Inferential Privacy: From Impossibility to Database Privacy

We investigate the possibility of guaranteeing inferential privacy for mechanisms that release useful information about some data containing sensitive information, denoted by $X$. We describe a general model of utility and privacy in which utility is achieved by disclosing the value of low-entropy features of $X$, while privacy is maintained by keeping high-entropy features of $X$ secret. Adopting this model, we prove that meaningful inferential privacy guarantees can be obtained, even though this is commonly considered to be impossible by the well-known result of Dwork and Naor. Then, we specifically discuss a privacy measure called pointwise maximal leakage (PML) whose guarantees are of the inferential type. We use PML to show that differential privacy admits an inferential formulation: it describes the information leaking about a single entry in a database assuming that every other entry is known, and considering the worst-case distribution on the data. Moreover, we define inferential instance privacy (IIP) as a bound on the (non-conditional) information leaking about a single entry in the database under the worst-case distribution, and show that it is equivalent to free-lunch privacy. Overall, our approach to privacy unifies, formalizes, and explains many existing ideas, e.g., why the informed adversary assumption may lead to underestimating the information leaking about each entry in the database. Furthermore, insights obtained from our results suggest general methods for improving privacy analyses; for example, we argue that smaller privacy parameters can be obtained by excluding low-entropy prior distributions from protection.

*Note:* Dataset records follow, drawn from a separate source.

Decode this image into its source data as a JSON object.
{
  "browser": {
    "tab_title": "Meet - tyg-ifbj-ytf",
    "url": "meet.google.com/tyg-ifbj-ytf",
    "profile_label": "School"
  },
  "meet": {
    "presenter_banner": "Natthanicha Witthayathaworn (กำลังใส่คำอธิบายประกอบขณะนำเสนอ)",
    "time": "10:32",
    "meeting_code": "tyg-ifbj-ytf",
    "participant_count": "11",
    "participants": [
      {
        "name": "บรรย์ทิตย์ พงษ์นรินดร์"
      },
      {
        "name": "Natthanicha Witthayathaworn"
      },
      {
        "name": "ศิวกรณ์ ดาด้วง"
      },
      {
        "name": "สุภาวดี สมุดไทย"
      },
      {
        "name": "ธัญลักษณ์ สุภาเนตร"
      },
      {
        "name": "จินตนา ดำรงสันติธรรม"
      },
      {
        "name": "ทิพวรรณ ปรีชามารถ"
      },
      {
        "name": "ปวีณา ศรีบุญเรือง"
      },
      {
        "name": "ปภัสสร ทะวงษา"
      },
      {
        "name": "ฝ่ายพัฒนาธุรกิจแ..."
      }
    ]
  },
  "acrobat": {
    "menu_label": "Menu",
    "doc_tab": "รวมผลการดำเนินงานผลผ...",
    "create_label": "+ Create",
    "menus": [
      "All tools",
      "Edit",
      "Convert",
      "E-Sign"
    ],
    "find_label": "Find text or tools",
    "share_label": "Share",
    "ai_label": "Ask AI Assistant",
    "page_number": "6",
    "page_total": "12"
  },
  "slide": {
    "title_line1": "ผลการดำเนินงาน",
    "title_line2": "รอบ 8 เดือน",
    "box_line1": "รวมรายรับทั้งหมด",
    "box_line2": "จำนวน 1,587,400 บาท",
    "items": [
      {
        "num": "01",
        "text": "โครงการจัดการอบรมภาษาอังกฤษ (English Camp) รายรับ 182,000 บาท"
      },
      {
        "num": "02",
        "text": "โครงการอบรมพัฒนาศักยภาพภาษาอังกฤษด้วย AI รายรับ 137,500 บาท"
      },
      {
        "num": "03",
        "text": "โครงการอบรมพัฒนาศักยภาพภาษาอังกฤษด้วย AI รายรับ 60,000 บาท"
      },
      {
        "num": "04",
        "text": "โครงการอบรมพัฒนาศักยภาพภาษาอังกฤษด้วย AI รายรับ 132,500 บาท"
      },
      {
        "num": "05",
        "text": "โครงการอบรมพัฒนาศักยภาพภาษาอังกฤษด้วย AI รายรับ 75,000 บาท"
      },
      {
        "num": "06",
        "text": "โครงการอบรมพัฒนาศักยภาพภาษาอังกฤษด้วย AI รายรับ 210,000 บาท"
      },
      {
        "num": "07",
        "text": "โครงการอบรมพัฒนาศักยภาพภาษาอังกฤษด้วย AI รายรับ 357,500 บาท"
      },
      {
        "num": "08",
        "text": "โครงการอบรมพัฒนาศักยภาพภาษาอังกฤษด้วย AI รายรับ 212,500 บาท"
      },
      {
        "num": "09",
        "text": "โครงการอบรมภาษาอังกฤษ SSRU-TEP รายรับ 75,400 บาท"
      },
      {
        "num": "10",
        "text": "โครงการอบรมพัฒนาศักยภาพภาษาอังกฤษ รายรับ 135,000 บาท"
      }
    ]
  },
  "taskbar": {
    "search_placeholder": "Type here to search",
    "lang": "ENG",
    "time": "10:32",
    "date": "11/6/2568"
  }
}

翻译：我们研究了保证推断隐私的可能性，针对那些发布包含敏感信息的数据（记为$X$）有用信息的机制。我们描述了一个通用的效用与隐私模型，其中效用通过披露$X$的低熵特征值实现，而隐私通过保持$X$的高熵特征秘密来维护。采用该模型，我们证明可以获得有意义的推断隐私保证，尽管根据Dwork和Naor的著名结果，这通常被认为是不可能的。随后，我们具体讨论了一种称为逐点最大泄露（PML）的隐私度量，其保证属于推断类型。我们利用PML表明差分隐私具有推断形式：它描述了在假设每个其他条目已知且考虑最坏情况数据分布时，关于数据库中单个条目的信息泄露。此外，我们将推断实例隐私（IIP）定义为在最坏情况分布下关于数据库中单个条目的（非条件）信息泄露的界限，并证明其等价于免费午餐隐私。总体而言，我们的隐私方法统一、形式化并解释了许多现有概念，例如，为何知情对手假设可能导致低估关于数据库中每个条目泄露的信息。此外，从我们的结果中获得的见解提出了改进隐私分析的通用方法；例如，我们论证可以通过将低熵先验分布排除在保护之外来获得更小的隐私参数。